Well that's where I'm weak at. Why run an additional line, if it's not on the prints? If the owner and engineers mess up, isn't that screaming for a change-order?
NSF code makes you have to circulate-loop the system if it's more than 5 feet from the heater.

And that's why I stated running the whole system cheaper at one 140 system with 1 circulating-loop. 
What I meant by "cheaper all around" wasn't meant just for the plumber but mainly for the owner in terms of electricity/gas bill. Have 1 hot system at 140 with circ.-loop. and demand a booster dishwasher when the job starts, if not change-order; or have one hot system at 180 with 2 circ.-loops at mixed 140 and straight 180; or have 2 heaters(140 and 180) with 2 hot system circ.-loops.

But like I say, I'm weak in the whole business aspect of it. I don't know the whole get-up yet, but am willing to learn.


----------



## smoldrn (Oct 4, 2010)

I've done a lot of restaurants around here & all I need is 140 to the dish machine, 3 comp sink & pre rinse sink. they all use the chemical sanitizers now.


----------



## lma1 (Feb 14, 2011)

Tommy plumber said:


> I was making love the other night and got to thinking about the old code. It stated that a comm. d/w had to have 180 degree F. water. But the newer codes are silent about this. What happened?


I believe it’s never in our Code at all, right from the 1980 to the present 2006 BCPC (or the 2007 Vancouver Building Bylaw). The 180°F sanitization temperature in rinse water is an ANSI/NSF requirement according to ASPE & ASHRAE. The BC Restaurant Regulations merely echoes that requirement.


----------



## Widdershins (Feb 5, 2011)

6th Density said:


> Well that's where I'm weak at. Why run an additional line, if it's not on the prints? If the owner and engineers mess up, isn't that screaming for a change-order?
> NSF code makes you have to circulate-loop the system if it's more than 5 feet from the heater.
> 
> And that's why I stated running the whole system cheaper at one 140 system with 1 circulating-loop.
> ...


 No worries -- I'm just trying to cover my butt.

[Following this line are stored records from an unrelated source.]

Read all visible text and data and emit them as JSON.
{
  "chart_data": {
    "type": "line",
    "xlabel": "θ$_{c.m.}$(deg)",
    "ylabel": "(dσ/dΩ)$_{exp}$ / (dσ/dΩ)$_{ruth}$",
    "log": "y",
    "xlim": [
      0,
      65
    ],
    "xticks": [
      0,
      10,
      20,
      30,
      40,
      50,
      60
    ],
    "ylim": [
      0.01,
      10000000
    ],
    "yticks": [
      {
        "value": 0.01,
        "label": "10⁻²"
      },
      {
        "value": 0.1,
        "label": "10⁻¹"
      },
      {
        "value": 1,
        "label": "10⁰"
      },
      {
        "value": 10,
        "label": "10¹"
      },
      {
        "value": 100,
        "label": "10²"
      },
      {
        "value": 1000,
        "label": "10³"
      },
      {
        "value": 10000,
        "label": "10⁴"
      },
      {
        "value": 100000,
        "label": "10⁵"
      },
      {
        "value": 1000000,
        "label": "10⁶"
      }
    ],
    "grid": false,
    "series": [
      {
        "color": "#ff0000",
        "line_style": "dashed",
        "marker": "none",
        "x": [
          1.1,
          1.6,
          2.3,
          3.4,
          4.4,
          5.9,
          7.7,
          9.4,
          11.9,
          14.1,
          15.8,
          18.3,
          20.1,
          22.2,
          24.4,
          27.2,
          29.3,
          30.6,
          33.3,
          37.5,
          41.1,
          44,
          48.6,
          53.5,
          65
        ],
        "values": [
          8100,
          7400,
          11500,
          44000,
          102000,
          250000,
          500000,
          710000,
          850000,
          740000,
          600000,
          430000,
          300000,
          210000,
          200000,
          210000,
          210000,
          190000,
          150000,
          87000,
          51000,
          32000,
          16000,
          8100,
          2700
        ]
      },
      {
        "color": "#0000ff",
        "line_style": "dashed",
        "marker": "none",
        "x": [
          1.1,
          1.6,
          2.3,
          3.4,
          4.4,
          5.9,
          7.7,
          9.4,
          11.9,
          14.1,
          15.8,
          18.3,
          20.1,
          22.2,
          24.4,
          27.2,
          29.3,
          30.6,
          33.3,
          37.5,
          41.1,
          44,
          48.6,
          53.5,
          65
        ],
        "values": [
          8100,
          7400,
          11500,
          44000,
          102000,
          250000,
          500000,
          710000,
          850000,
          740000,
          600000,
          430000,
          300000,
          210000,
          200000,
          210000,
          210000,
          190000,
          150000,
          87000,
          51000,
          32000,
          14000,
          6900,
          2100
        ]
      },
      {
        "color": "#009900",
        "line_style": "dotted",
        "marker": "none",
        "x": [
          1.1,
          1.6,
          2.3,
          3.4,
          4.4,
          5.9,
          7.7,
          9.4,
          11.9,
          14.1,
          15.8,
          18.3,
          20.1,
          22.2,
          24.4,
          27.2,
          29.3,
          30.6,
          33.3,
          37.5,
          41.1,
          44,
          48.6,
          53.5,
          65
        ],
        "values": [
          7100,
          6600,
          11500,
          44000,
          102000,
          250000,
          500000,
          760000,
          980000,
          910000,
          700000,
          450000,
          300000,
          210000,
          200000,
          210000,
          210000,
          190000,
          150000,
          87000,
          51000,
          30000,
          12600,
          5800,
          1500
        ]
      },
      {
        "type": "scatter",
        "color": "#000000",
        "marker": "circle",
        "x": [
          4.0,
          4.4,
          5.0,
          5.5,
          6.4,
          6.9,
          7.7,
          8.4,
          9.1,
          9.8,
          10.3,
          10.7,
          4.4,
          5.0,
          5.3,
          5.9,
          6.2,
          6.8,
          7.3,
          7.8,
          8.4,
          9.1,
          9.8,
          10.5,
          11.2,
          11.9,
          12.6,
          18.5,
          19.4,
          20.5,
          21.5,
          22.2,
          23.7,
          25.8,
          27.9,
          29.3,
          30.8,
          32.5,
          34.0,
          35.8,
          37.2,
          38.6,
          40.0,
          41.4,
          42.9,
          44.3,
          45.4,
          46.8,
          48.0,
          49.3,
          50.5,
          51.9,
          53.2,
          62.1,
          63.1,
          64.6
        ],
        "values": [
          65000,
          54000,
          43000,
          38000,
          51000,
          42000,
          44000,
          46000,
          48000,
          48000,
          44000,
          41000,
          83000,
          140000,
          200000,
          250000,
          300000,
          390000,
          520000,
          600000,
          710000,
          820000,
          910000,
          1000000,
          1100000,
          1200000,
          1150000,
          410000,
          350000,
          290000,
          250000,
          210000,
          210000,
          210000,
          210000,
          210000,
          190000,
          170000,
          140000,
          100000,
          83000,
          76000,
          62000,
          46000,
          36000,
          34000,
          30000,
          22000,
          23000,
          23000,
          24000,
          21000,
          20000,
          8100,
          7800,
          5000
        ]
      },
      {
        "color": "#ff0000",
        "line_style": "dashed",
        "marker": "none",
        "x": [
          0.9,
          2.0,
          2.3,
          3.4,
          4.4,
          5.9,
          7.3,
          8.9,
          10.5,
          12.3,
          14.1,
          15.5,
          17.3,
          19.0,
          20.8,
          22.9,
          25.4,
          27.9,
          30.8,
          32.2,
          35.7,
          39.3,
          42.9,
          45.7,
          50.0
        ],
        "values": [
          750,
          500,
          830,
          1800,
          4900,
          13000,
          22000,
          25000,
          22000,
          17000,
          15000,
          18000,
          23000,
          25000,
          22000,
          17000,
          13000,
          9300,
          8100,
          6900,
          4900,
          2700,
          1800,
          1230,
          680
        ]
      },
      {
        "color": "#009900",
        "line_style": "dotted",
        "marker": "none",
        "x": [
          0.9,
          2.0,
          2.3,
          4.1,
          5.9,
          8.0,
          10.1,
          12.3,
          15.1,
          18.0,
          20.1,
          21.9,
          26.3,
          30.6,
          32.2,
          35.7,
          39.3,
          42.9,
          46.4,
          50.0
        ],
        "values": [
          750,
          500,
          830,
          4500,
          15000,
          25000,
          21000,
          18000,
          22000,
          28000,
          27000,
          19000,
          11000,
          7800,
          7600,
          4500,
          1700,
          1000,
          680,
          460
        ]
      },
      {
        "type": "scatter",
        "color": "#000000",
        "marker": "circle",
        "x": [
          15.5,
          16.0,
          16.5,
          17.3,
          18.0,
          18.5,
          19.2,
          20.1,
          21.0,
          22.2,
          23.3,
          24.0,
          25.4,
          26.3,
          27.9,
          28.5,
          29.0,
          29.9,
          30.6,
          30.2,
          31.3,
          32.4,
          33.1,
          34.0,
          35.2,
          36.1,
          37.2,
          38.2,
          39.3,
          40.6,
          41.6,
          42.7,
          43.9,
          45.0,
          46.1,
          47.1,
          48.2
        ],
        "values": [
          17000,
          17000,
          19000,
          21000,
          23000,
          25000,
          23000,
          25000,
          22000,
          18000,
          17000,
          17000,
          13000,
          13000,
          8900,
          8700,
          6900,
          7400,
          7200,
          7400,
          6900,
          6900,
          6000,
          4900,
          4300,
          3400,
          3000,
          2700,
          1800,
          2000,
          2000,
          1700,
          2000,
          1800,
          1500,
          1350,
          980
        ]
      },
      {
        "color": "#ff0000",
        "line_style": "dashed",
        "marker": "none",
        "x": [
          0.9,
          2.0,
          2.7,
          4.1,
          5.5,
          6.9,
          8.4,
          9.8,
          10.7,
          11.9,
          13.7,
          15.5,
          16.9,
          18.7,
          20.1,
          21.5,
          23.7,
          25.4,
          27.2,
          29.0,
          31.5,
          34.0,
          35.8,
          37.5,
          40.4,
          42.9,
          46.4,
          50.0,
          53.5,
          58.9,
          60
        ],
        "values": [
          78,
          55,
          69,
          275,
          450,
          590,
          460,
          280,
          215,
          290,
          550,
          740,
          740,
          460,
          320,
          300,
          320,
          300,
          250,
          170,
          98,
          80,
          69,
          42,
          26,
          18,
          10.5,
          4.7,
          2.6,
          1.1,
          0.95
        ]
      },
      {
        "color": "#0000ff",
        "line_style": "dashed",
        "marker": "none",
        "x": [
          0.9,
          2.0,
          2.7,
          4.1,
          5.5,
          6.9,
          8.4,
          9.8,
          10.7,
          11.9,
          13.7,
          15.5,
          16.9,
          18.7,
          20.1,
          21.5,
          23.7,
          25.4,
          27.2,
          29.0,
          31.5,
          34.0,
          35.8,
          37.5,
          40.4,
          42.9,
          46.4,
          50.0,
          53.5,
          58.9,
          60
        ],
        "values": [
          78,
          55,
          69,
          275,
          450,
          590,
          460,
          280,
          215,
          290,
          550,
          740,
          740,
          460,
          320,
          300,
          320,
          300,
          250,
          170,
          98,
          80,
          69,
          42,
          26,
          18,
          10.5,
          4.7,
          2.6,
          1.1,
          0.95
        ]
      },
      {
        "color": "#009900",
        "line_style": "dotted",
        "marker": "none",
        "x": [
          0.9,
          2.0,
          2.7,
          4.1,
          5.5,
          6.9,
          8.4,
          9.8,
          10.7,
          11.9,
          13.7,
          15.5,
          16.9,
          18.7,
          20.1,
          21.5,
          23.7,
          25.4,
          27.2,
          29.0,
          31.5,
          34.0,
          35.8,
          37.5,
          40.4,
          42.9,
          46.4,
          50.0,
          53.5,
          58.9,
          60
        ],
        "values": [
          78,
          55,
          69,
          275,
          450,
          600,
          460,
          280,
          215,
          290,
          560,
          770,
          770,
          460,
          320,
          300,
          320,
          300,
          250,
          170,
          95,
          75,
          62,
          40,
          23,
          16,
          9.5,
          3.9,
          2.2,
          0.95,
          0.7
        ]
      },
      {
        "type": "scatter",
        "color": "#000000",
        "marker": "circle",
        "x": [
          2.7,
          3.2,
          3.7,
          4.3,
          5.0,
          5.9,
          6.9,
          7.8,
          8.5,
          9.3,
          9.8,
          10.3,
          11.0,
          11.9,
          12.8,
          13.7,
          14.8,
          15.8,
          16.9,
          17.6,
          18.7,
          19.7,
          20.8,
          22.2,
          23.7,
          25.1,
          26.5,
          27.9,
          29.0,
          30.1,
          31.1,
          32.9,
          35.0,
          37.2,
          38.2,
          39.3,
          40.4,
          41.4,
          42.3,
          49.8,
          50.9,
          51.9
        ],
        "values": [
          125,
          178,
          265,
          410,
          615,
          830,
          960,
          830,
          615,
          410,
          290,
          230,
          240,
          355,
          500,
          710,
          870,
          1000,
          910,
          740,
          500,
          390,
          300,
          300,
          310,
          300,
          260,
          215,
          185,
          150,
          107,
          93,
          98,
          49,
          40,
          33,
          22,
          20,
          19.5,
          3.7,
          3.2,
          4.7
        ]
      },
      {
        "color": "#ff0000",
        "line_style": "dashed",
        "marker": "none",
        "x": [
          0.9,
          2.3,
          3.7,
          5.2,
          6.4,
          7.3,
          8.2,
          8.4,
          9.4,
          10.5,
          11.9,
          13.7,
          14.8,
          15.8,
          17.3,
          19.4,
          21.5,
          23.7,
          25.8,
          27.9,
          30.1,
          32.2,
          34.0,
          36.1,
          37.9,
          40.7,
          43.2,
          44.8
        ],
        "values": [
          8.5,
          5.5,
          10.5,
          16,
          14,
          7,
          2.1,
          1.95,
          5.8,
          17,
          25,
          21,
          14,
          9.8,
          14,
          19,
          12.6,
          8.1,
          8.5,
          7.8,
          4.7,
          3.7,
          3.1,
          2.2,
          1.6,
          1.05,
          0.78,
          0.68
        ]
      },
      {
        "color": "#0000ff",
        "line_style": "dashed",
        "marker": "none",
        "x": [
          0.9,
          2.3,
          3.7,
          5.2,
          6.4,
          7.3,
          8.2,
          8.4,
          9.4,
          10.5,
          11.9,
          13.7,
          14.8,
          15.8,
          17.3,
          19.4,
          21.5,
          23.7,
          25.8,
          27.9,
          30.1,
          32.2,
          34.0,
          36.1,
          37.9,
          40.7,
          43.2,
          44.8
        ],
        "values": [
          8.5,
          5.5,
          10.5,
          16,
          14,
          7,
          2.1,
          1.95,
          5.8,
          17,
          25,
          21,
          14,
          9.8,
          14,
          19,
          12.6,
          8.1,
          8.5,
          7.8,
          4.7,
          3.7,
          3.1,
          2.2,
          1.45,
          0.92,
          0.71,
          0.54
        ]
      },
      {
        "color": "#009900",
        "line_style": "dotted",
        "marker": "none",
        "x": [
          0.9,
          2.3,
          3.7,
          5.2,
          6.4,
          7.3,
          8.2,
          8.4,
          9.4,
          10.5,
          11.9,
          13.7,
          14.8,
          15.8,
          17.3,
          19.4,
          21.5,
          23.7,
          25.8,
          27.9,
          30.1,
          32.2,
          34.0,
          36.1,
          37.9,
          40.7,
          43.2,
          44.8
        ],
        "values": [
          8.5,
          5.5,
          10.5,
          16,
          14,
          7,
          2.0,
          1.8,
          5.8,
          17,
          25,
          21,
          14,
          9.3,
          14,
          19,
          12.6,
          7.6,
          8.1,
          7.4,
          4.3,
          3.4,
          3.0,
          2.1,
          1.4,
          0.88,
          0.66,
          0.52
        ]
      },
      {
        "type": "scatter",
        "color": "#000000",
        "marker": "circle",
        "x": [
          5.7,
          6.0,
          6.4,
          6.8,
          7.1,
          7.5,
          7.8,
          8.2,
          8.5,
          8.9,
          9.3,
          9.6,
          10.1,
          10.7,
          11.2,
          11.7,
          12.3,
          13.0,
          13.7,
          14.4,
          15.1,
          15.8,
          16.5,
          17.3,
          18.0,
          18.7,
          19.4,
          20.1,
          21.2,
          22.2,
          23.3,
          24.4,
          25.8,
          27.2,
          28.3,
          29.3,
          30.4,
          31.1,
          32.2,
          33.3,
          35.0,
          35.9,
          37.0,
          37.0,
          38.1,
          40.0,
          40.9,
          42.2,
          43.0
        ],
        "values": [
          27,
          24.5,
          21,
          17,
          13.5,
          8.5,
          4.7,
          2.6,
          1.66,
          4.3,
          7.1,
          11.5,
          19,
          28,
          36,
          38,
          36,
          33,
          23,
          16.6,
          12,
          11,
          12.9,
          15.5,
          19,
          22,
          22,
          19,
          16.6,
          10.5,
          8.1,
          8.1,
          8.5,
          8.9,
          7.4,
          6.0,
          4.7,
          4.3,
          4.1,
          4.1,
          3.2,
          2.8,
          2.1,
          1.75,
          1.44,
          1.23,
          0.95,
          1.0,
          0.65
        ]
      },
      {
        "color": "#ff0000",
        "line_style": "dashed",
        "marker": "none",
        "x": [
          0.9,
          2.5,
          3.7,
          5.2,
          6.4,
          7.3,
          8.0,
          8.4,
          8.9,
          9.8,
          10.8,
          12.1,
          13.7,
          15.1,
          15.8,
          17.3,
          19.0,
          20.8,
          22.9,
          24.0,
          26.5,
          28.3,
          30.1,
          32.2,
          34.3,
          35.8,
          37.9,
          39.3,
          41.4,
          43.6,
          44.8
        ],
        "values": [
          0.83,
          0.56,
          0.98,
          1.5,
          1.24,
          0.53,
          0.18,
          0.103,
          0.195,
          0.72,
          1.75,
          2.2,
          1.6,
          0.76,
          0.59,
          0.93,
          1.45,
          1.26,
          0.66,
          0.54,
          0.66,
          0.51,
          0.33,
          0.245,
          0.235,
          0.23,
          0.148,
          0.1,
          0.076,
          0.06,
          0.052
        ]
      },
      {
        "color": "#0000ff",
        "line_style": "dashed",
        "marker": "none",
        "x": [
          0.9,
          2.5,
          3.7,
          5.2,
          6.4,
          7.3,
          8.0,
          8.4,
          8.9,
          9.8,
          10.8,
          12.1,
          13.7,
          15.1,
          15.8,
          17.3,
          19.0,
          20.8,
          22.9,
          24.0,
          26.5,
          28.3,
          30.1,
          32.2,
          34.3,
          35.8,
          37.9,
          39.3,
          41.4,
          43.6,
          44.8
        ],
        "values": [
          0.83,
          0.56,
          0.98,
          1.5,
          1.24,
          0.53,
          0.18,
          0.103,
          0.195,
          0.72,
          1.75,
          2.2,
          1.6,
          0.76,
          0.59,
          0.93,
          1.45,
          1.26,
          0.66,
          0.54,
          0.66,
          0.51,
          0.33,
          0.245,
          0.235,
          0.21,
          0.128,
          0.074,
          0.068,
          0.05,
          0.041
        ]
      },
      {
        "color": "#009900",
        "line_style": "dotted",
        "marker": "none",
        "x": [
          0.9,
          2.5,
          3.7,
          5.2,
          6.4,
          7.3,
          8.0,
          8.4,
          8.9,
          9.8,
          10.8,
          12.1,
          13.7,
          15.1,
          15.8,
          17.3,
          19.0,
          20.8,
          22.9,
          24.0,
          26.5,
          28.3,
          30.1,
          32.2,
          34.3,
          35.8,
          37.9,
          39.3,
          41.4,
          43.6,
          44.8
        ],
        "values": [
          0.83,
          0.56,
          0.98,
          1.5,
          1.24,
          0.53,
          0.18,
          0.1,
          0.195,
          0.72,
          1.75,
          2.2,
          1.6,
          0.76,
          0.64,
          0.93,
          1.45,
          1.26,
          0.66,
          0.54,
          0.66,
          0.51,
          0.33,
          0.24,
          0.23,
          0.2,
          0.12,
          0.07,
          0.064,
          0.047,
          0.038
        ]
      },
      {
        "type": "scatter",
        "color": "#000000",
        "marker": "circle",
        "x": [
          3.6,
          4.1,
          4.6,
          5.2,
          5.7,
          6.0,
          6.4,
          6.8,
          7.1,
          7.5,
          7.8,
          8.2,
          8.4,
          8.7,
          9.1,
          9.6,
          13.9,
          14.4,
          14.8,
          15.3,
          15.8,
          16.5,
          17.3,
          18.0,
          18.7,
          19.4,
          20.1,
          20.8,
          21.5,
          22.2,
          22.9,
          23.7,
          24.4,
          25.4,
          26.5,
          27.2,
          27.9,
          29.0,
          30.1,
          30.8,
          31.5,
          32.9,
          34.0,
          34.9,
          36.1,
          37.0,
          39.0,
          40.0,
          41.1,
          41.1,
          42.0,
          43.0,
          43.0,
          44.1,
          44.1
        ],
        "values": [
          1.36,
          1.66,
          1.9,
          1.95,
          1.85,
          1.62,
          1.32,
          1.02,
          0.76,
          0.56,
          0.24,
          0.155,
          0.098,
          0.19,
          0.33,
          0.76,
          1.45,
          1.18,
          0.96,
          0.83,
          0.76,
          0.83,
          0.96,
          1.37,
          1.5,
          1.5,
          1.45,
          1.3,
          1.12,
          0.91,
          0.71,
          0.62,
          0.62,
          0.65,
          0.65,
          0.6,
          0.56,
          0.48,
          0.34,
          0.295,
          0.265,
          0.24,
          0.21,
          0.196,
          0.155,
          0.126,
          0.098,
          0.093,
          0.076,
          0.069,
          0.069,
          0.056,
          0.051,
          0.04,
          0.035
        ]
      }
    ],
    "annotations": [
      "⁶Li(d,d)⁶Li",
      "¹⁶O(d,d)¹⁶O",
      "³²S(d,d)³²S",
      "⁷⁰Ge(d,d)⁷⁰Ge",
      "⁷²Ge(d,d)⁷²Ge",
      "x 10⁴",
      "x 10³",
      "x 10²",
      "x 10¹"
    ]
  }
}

Tubing is cheap. If I run an extraneous line that is never used, then I'm out a couple of hundred bucks -- No big whoop.

Seriously -- No big whoop, I'll make that overage up when the non-spec'd equipment starts trickling in and I start filling out the Change Orders.

OTOH, if the equipment delivered needs that extraneous supply, then I look like a Pro who anticipated the fluidity of municipalities requirements and come out looking like a Hero.

It's hit and miss, to be sure, but I'd rather look like a Pro who anticipated the unforeseen than look like a N00b.

And the bottom line is that I budget these jobs anticipating the disconnect between the suppliers, the GC's, the Owners and the Municipalities.

This isn't Rocket Science -- Learn to anticipate, budget accordingly and learn from past mistakes.


----------



## smoldrn (Oct 4, 2010)

I glanced at my code book this morning & felt a stirring.


----------



## mssp (Dec 15, 2009)

OldSchool said:


> I wonder what she was thinking about


 dont you wish your plumber was hot like me?:whistling2:


----------